Spojrzała na mnie z politowaniem.

– Kochanie, ja już mam swoje lata, nogi mnie bolą. A poza tym… – przeciągnęła się leniwie – dzieci mają energię, niech biegają, to dla nich zdrowe.

Patrzyłam na nią, a w głowie huczało mi od tych wszystkich frazesów, które słyszałam przez cały tydzień. Mąż zniknął na nurkowanie, dzieci piszczały z radości przy basenie, a ja czułam, że zamiast odpocząć, to jestem na obozie przetrwania. Gdy próbowałam usiąść na chwilę, teściowa rzuciła kąśliwie:

– A może zajmij się tymi dziećmi, bo znowu chlapią na ludzi. Trzeba je trochę ogarnąć, nie uważasz?

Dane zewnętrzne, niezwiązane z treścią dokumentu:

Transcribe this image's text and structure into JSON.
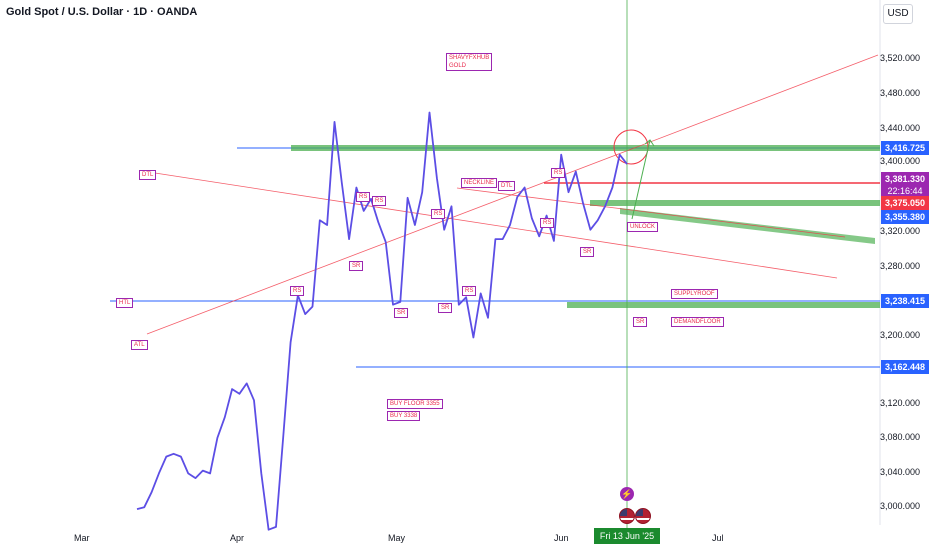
{
  "header": {
    "title": "Gold Spot / U.S. Dollar · 1D · OANDA",
    "currency": "USD"
  },
  "price_axis": [
    "3,520.000",
    "3,480.000",
    "3,440.000",
    "3,400.000",
    "3,320.000",
    "3,280.000",
    "3,200.000",
    "3,120.000",
    "3,080.000",
    "3,040.000",
    "3,000.000"
  ],
  "price_tags": [
    {
      "text": "3,416.725",
      "color": "#2962ff"
    },
    {
      "text": "3,381.330",
      "color": "#9c27b0"
    },
    {
      "text": "22:16:44",
      "color": "#9c27b0"
    },
    {
      "text": "3,375.050",
      "color": "#f23645"
    },
    {
      "text": "3,355.380",
      "color": "#2962ff"
    },
    {
      "text": "3,238.415",
      "color": "#2962ff"
    },
    {
      "text": "3,162.448",
      "color": "#2962ff"
    }
  ],
  "time_axis": [
    "Mar",
    "Apr",
    "May",
    "Jun",
    "Jul"
  ],
  "crosshair_date": "Fri 13 Jun '25",
  "annotations": [
    {
      "id": "shavyfxhub",
      "text": "SHAVYFXHUB\nGOLD"
    },
    {
      "id": "dtl1",
      "text": "DTL"
    },
    {
      "id": "htl",
      "text": "HTL"
    },
    {
      "id": "atl",
      "text": "ATL"
    },
    {
      "id": "neckline",
      "text": "NECKLINE"
    },
    {
      "id": "dtl2",
      "text": "DTL"
    },
    {
      "id": "unlock",
      "text": "UNLOCK"
    },
    {
      "id": "supplyroof",
      "text": "SUPPLYROOF"
    },
    {
      "id": "demandfloor",
      "text": "DEMANDFLOOR"
    },
    {
      "id": "buyfloor",
      "text": "BUY FLOOR 3355"
    },
    {
      "id": "buy3338",
      "text": "BUY 3338"
    },
    {
      "id": "rs1",
      "text": "RS"
    },
    {
      "id": "rs2",
      "text": "RS"
    },
    {
      "id": "rs3",
      "text": "RS"
    },
    {
      "id": "rs4",
      "text": "RS"
    },
    {
      "id": "rs5",
      "text": "RS"
    },
    {
      "id": "rs6",
      "text": "RS"
    },
    {
      "id": "rs7",
      "text": "RS"
    },
    {
      "id": "sr1",
      "text": "SR"
    },
    {
      "id": "sr2",
      "text": "SR"
    },
    {
      "id": "sr3",
      "text": "SR"
    },
    {
      "id": "sr4",
      "text": "SR"
    },
    {
      "id": "sr5",
      "text": "SR"
    }
  ],
  "chart_data": {
    "type": "line",
    "series": [
      {
        "values": [
          3002,
          3004,
          3020,
          3040,
          3058,
          3061,
          3058,
          3040,
          3035,
          3043,
          3040,
          3078,
          3100,
          3130,
          3125,
          3136,
          3118,
          3040,
          2980,
          2983,
          3080,
          3180,
          3230,
          3210,
          3218,
          3310,
          3305,
          3415,
          3350,
          3290,
          3345,
          3320,
          3333,
          3308,
          3287,
          3220,
          3223,
          3334,
          3305,
          3340,
          3425,
          3355,
          3300,
          3325,
          3220,
          3228,
          3185,
          3232,
          3206,
          3290,
          3290,
          3305,
          3335,
          3345,
          3312,
          3293,
          3315,
          3288,
          3380,
          3340,
          3362,
          3328,
          3300,
          3310,
          3325,
          3345,
          3380,
          3370
        ]
      }
    ],
    "ylim": [
      2985,
      3545
    ],
    "line_color": "#5c4ee5"
  },
  "colors": {
    "accent": "#2962ff",
    "drawing_red": "#f23645",
    "zone_green": "#4caf50",
    "bars": "#9c27b0"
  }
}
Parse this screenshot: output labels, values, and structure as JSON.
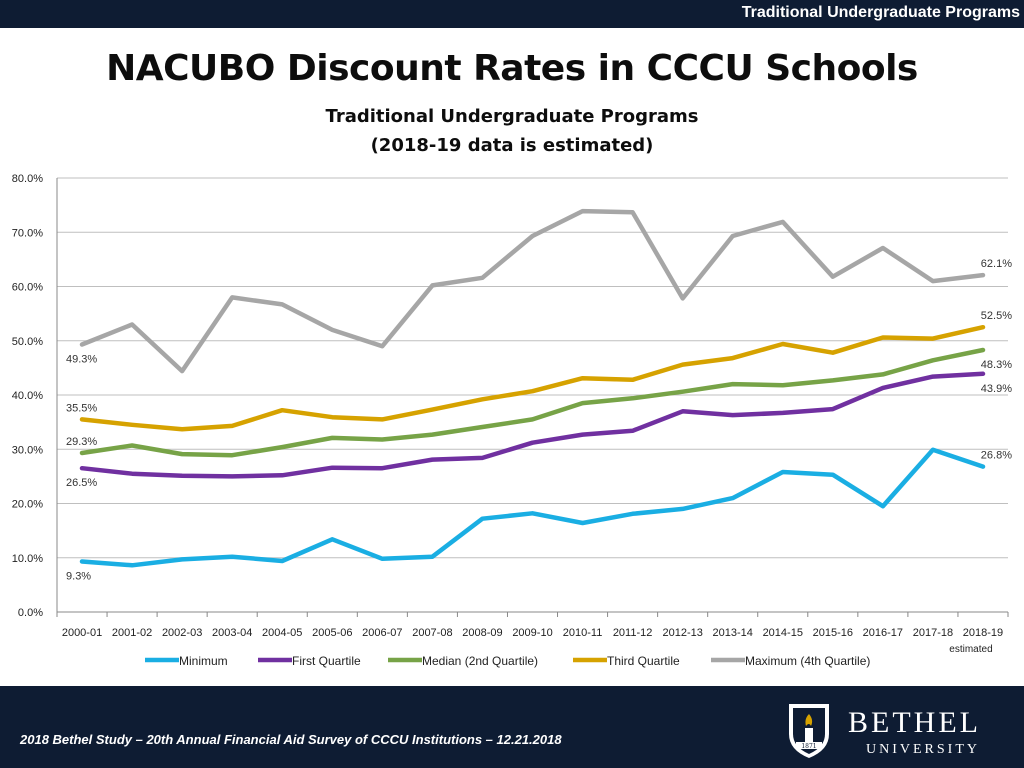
{
  "header": {
    "banner": "Traditional Undergraduate Programs"
  },
  "titles": {
    "title": "NACUBO Discount Rates in CCCU Schools",
    "subtitle1": "Traditional Undergraduate Programs",
    "subtitle2": "(2018-19 data is estimated)"
  },
  "footer": {
    "text": "2018 Bethel Study – 20th Annual Financial Aid Survey of CCCU Institutions – 12.21.2018",
    "logo_name": "BETHEL",
    "logo_sub": "UNIVERSITY",
    "logo_year": "1871"
  },
  "colors": {
    "banner": "#0e1c33",
    "Minimum": "#1aaee3",
    "First Quartile": "#7030a0",
    "Median (2nd Quartile)": "#77a347",
    "Third Quartile": "#d6a200",
    "Maximum (4th Quartile)": "#a6a6a6"
  },
  "chart_data": {
    "type": "line",
    "categories": [
      "2000-01",
      "2001-02",
      "2002-03",
      "2003-04",
      "2004-05",
      "2005-06",
      "2006-07",
      "2007-08",
      "2008-09",
      "2009-10",
      "2010-11",
      "2011-12",
      "2012-13",
      "2013-14",
      "2014-15",
      "2015-16",
      "2016-17",
      "2017-18",
      "2018-19"
    ],
    "category_note": "estimated",
    "ylim": [
      0,
      80
    ],
    "yticks": [
      "0.0%",
      "10.0%",
      "20.0%",
      "30.0%",
      "40.0%",
      "50.0%",
      "60.0%",
      "70.0%",
      "80.0%"
    ],
    "grid": true,
    "legend_position": "bottom",
    "series": [
      {
        "name": "Minimum",
        "values": [
          9.3,
          8.6,
          9.7,
          10.2,
          9.4,
          13.4,
          9.8,
          10.2,
          17.2,
          18.2,
          16.4,
          18.1,
          19.0,
          21.0,
          25.8,
          25.3,
          19.5,
          29.9,
          26.8
        ]
      },
      {
        "name": "First Quartile",
        "values": [
          26.5,
          25.5,
          25.1,
          25.0,
          25.2,
          26.6,
          26.5,
          28.1,
          28.4,
          31.2,
          32.7,
          33.4,
          37.0,
          36.3,
          36.7,
          37.4,
          41.3,
          43.4,
          43.9
        ]
      },
      {
        "name": "Median (2nd Quartile)",
        "values": [
          29.3,
          30.7,
          29.1,
          28.9,
          30.4,
          32.1,
          31.8,
          32.7,
          34.1,
          35.5,
          38.5,
          39.4,
          40.6,
          42.0,
          41.8,
          42.7,
          43.8,
          46.4,
          48.3
        ]
      },
      {
        "name": "Third Quartile",
        "values": [
          35.5,
          34.5,
          33.7,
          34.3,
          37.2,
          35.9,
          35.5,
          37.3,
          39.2,
          40.7,
          43.1,
          42.8,
          45.6,
          46.8,
          49.4,
          47.8,
          50.6,
          50.4,
          52.5
        ]
      },
      {
        "name": "Maximum (4th Quartile)",
        "values": [
          49.3,
          53.0,
          44.4,
          58.0,
          56.7,
          52.0,
          49.0,
          60.2,
          61.6,
          69.3,
          73.9,
          73.7,
          57.8,
          69.3,
          71.9,
          61.8,
          67.1,
          61.0,
          62.1
        ]
      }
    ],
    "data_labels": [
      {
        "series": 4,
        "index": 0,
        "text": "49.3%",
        "pos": "below"
      },
      {
        "series": 4,
        "index": 18,
        "text": "62.1%",
        "pos": "above"
      },
      {
        "series": 3,
        "index": 0,
        "text": "35.5%",
        "pos": "above"
      },
      {
        "series": 3,
        "index": 18,
        "text": "52.5%",
        "pos": "above"
      },
      {
        "series": 2,
        "index": 0,
        "text": "29.3%",
        "pos": "above"
      },
      {
        "series": 2,
        "index": 18,
        "text": "48.3%",
        "pos": "below"
      },
      {
        "series": 1,
        "index": 0,
        "text": "26.5%",
        "pos": "below"
      },
      {
        "series": 1,
        "index": 18,
        "text": "43.9%",
        "pos": "below"
      },
      {
        "series": 0,
        "index": 0,
        "text": "9.3%",
        "pos": "below"
      },
      {
        "series": 0,
        "index": 18,
        "text": "26.8%",
        "pos": "above"
      }
    ]
  }
}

Zrobiło mi się ciemno przed oczami. Zrozumiałam, że te wakacje nie są dla mnie. To był teatr, w którym każdy grał swoją rolę – dzieci biegały, teściowa się opalała, a ja… miałam być cichą bohaterką za kulisami.

Kiedy napięcie sięga zenitu

Wszystko we mnie buzowało. Kiedy wieczorem po kolacji teściowa nonszalancko oświadczyła, że idzie na masaż, bo „należy jej się odrobina luksusu”, miałam ochotę krzyknąć, że ja też bym chciała choć chwilę poczuć się jak na wakacjach. Ale nic nie powiedziałam. Przytuliłam młodszego synka, który marudził, że boli go brzuszek, a starszego odciągnęłam od stołu z deserami, bo już trzeci raz sięgał po lody. Teściowa uśmiechnęła się z triumfem, jakby jej głównym zadaniem było pokazywanie mi, że wcale nie muszę odpoczywać, że to moja rola – biegać, sprzątać, dbać o wszystkich.

Wieczorem, kiedy dzieci wreszcie zasnęły, usiadłam na balkonie, patrząc na rozgwieżdżone niebo. Czułam, że pękam od środka. Mąż wrócił z nurkowania z opalenizną i uśmiechem, jakby dopiero co odkrył swoje nowe hobby, i zapytał:

Co tak siedzisz sama?

– Po prostu myślę – odparłam, starając się, by mój głos brzmiał spokojnie, choć w środku miałam ochotę wybuchnąć.

Następnego dnia rano, kiedy znów zobaczyłam teściową wylegującą się na leżaku, z kapeluszem zsuniętym na oczy, a dzieci biegające jak oszalałe po basenie, coś we mnie pękło.

– Mamo! – wyrzuciłam z siebie, z trudem panując nad tonem głosu. – Czy możesz, choć na chwilę zająć się dziećmi? Ja… ja też chciałabym odpocząć!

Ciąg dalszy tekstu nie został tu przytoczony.